O menino tem as mãos vazias, porque o dom de Deus, o dom supremo à humanidade, é Ele. Não um super-homem, mas um ser frágil, pequeno, indefeso como nós. Para nos dizer: partimos de novo disto, partimos de novo da ternura. Olhemo-nos nos olhos e redescubramos a vida idêntica que pulsa em nós. Aos olhos de um certo mundo pode parecer uma coisa ridícula, desprezível, descartável, mas nós sabemos que possuímos uma força que pode dissipar as trevas. Jesus é a luzinha que nos foi confiada.
Agora compete-nos a nós.
Um belo presente tem valor se o usares! Como com todos os presentes, há um modo de “reciclar” o presente de Deus: dando de novo a vida!

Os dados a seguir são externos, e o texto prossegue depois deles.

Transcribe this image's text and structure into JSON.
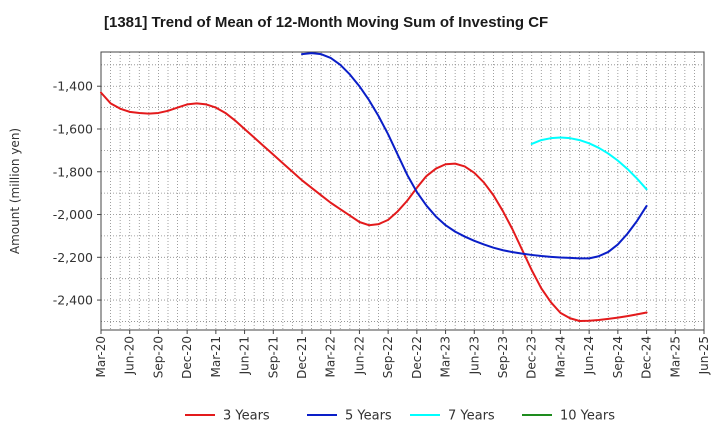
{
  "chart_data": {
    "type": "line",
    "title": "[1381]  Trend of Mean of 12-Month Moving Sum of Investing CF",
    "xlabel": "",
    "ylabel": "Amount (million yen)",
    "ylim": [
      -2540,
      -1240
    ],
    "yticks": [
      -1400,
      -1600,
      -1800,
      -2000,
      -2200,
      -2400
    ],
    "yticklabels": [
      "-1,400",
      "-1,600",
      "-1,800",
      "-2,000",
      "-2,200",
      "-2,400"
    ],
    "grid": true,
    "legend_position": "bottom",
    "x": [
      "Mar-20",
      "Jun-20",
      "Sep-20",
      "Dec-20",
      "Mar-21",
      "Jun-21",
      "Sep-21",
      "Dec-21",
      "Mar-22",
      "Jun-22",
      "Sep-22",
      "Dec-22",
      "Mar-23",
      "Jun-23",
      "Sep-23",
      "Dec-23",
      "Mar-24",
      "Jun-24",
      "Sep-24",
      "Dec-24",
      "Mar-25",
      "Jun-25"
    ],
    "series": [
      {
        "name": "3 Years",
        "color": "#e31a1c",
        "x": [
          "Mar-20",
          "Apr-20",
          "May-20",
          "Jun-20",
          "Jul-20",
          "Aug-20",
          "Sep-20",
          "Oct-20",
          "Nov-20",
          "Dec-20",
          "Jan-21",
          "Feb-21",
          "Mar-21",
          "Apr-21",
          "May-21",
          "Jun-21",
          "Jul-21",
          "Aug-21",
          "Sep-21",
          "Oct-21",
          "Nov-21",
          "Dec-21",
          "Jan-22",
          "Feb-22",
          "Mar-22",
          "Apr-22",
          "May-22",
          "Jun-22",
          "Jul-22",
          "Aug-22",
          "Sep-22",
          "Oct-22",
          "Nov-22",
          "Dec-22",
          "Jan-23",
          "Feb-23",
          "Mar-23",
          "Apr-23",
          "May-23",
          "Jun-23",
          "Jul-23",
          "Aug-23",
          "Sep-23",
          "Oct-23",
          "Nov-23",
          "Dec-23",
          "Jan-24",
          "Feb-24",
          "Mar-24",
          "Apr-24",
          "May-24",
          "Jun-24",
          "Jul-24",
          "Aug-24",
          "Sep-24",
          "Oct-24",
          "Nov-24",
          "Dec-24"
        ],
        "values": [
          -1430,
          -1480,
          -1505,
          -1520,
          -1525,
          -1528,
          -1525,
          -1515,
          -1500,
          -1485,
          -1480,
          -1485,
          -1500,
          -1525,
          -1560,
          -1600,
          -1640,
          -1680,
          -1720,
          -1760,
          -1800,
          -1840,
          -1875,
          -1910,
          -1945,
          -1975,
          -2005,
          -2035,
          -2050,
          -2045,
          -2025,
          -1985,
          -1935,
          -1875,
          -1820,
          -1785,
          -1765,
          -1762,
          -1775,
          -1805,
          -1850,
          -1910,
          -1985,
          -2070,
          -2165,
          -2260,
          -2345,
          -2410,
          -2460,
          -2485,
          -2498,
          -2497,
          -2493,
          -2488,
          -2482,
          -2475,
          -2467,
          -2458
        ]
      },
      {
        "name": "5 Years",
        "color": "#0a1ec8",
        "x": [
          "Dec-21",
          "Jan-22",
          "Feb-22",
          "Mar-22",
          "Apr-22",
          "May-22",
          "Jun-22",
          "Jul-22",
          "Aug-22",
          "Sep-22",
          "Oct-22",
          "Nov-22",
          "Dec-22",
          "Jan-23",
          "Feb-23",
          "Mar-23",
          "Apr-23",
          "May-23",
          "Jun-23",
          "Jul-23",
          "Aug-23",
          "Sep-23",
          "Oct-23",
          "Nov-23",
          "Dec-23",
          "Jan-24",
          "Feb-24",
          "Mar-24",
          "Apr-24",
          "May-24",
          "Jun-24",
          "Jul-24",
          "Aug-24",
          "Sep-24",
          "Oct-24",
          "Nov-24",
          "Dec-24"
        ],
        "values": [
          -1250,
          -1245,
          -1250,
          -1268,
          -1300,
          -1345,
          -1400,
          -1465,
          -1540,
          -1625,
          -1720,
          -1815,
          -1895,
          -1958,
          -2010,
          -2050,
          -2080,
          -2103,
          -2123,
          -2140,
          -2155,
          -2167,
          -2176,
          -2183,
          -2189,
          -2194,
          -2198,
          -2201,
          -2203,
          -2205,
          -2205,
          -2195,
          -2175,
          -2140,
          -2090,
          -2030,
          -1960
        ]
      },
      {
        "name": "7 Years",
        "color": "#00ffff",
        "x": [
          "Dec-23",
          "Jan-24",
          "Feb-24",
          "Mar-24",
          "Apr-24",
          "May-24",
          "Jun-24",
          "Jul-24",
          "Aug-24",
          "Sep-24",
          "Oct-24",
          "Nov-24",
          "Dec-24"
        ],
        "values": [
          -1670,
          -1652,
          -1643,
          -1640,
          -1643,
          -1652,
          -1667,
          -1688,
          -1715,
          -1748,
          -1787,
          -1832,
          -1882
        ]
      },
      {
        "name": "10 Years",
        "color": "#1e8c1e",
        "x": [],
        "values": []
      }
    ]
  }
}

E sem dúvida é assim: frente a tanta noite, há também tanta vida. A vida que Maria de Nazaré nos traz no seu filho recém-nascido e a vida de tantos meninos que as suas mães, com imenso amor, fazem nascer, em nome de Deus. A vida de tanta generosidade anónima de milhões de pessoas que todos os dias se voltam para o próximo, para os pobres, para os idosos sós. A vida é aquela que é dada por tantas pessoas anónimas que lutam silenciosamente contra tanta obscuridade e pessimismo. A vida, parece-me, é a que é semeada todos os dias em milhares e milhares de presenças salesianas no mundo, onde um gesto, um sorriso, um pedaço de pão ou um prato de arroz, um momento de encontro semeia luz e esperança. Tudo isto, creio eu, é fruto do Natal, da Incarnação do Filho de Deus, da Ressurreição e do Deus da Vida que tem sempre a última palavra.